Funny how an unplanned event can shift a To Do item to the top of the list. (For us it was the excessive snow load on various parts of our roof this past winter!)

Yes, the front porch and your entry door/front of the house are going to be a biggie and, sad to say, you'll probably encounter more "problems" once you get into it. But it has to be done and I know you and Dan are up to the task. Sorry, goats.

Kev Alviti said...

With the homesteading like we do, we sometimes forget that the most important bit is the Home! I'm the same, concentrating on projects outside when I should try to finish a few projects in the house! Your like us, budget and time dictate what and when you can do things but having a list of proprieties is important and, like you, ours isn't set in stone and chances weekly!
Don't be down about it, Your new porch will be great I'm sure and your enjoy it for many years to come!

Sarah said...

There is a saying that people plan and G-d laughs. Sometimes his sense of humor might make us question a bit. On the upside the new windows will help with heating and cooling.

Leigh said...

Barb, one of the reasons we've put this off for so long is because of those elephants and worms, LOL. I can see it with a porch swing. We probably won't rescreen it though. I've thought about trellises or a pergola for shade, but that would have to be sometime down the road!

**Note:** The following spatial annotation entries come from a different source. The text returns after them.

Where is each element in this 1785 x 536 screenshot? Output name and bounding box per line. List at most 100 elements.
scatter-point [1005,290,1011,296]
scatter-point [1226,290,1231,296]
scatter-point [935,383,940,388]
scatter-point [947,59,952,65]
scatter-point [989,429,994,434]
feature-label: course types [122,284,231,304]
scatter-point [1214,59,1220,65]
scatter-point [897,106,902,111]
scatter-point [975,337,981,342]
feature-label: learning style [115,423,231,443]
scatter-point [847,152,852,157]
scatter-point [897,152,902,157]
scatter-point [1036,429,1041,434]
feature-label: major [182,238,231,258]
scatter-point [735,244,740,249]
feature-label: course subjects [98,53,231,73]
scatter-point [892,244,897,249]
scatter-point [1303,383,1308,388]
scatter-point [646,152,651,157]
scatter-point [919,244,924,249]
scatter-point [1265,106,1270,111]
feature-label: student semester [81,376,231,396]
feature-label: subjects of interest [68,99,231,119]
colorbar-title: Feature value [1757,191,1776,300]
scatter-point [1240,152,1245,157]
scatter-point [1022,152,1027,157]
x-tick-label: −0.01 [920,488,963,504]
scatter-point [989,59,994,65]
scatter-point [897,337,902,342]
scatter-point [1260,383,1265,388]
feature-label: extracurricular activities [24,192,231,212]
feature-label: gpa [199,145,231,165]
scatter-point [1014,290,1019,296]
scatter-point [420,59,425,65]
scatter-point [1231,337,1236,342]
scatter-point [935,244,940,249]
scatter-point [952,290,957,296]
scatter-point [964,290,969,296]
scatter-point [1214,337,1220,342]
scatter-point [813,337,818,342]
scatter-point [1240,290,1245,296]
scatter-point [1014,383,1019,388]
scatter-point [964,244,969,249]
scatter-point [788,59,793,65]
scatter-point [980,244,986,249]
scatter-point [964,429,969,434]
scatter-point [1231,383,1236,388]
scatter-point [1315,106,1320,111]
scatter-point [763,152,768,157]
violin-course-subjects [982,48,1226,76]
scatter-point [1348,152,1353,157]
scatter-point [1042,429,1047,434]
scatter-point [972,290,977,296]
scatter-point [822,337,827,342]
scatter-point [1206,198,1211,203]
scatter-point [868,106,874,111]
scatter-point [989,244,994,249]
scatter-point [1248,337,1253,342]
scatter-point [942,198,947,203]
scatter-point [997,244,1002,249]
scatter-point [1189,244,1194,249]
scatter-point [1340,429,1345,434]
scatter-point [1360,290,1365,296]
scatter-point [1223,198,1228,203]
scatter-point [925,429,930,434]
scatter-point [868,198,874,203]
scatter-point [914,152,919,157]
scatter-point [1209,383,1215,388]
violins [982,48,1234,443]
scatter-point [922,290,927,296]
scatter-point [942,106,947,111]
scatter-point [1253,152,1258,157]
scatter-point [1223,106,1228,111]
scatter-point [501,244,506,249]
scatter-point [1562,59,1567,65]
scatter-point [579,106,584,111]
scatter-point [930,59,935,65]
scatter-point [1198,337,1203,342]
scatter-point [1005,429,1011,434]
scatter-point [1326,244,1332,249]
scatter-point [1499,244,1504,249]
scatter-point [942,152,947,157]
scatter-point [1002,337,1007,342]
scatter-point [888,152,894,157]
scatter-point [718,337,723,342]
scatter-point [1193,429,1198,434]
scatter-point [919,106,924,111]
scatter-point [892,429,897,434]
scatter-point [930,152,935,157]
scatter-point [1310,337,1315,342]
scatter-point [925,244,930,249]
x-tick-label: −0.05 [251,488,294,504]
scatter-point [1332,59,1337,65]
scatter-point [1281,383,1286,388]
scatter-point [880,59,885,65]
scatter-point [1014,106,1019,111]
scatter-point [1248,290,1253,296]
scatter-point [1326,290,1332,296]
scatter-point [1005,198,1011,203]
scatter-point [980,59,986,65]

Mz Garden, I like that, the surprise that keeps on giving the unexpected! We sound like we're on similar paths; our house is about 90 yo, and it and our 5 acres were long neglected too. Sometime I think we'll never catch up!

tpals, yikes! I mentioned something similar to Dan, when he first lamented not having a basement. I suggested we could lift the house up, dig one, and rebuild the foundation. He nixed that idea before it was barely out of my mouth. :)

Stephanie, Dan is convinced it would have been easier and cheaper to build from scratch, than to try to repair and retrofit everything. Stuff nowadays is definitely not the same sizes! One problem he has is that our house was built with true 2x4s. Today's "2x4s" are more like 1.5x3.5. Makes for some challenges.

Garrett, in spite of having to wait on the barn, I have to admit it's fun to explore ideas and options and plan what the new porch will look like. Of course there are always those unplanned surprises that pop up once we get into it!

Lynda, I have to confess that once we get started with the planning, our ideas get quite elaborate! I really like the look we've chosen for the house and admit I'll be glad to get this done. I've thought about a trellis for vining plants or a pergola for that shade. I did plant my almond and crabapple tree in hopes they'd provide some shade on that side of the front porch and house, but growing is a bit slow. :)

Mama Pea, good thing the goats don't care! LOL

Kev, that's so very true. And I have to say we've definitely learned over our years here to be flexible with our project list! I admit that not this project is upon us, I'll be glad to get this one done.

Sarah, with winter coming, I've thought the same thing about the new windows and door. In reality I'll probably have plywood covering those openings for weeks at a time, LOL, but getting the whole thing done will be a huge relief.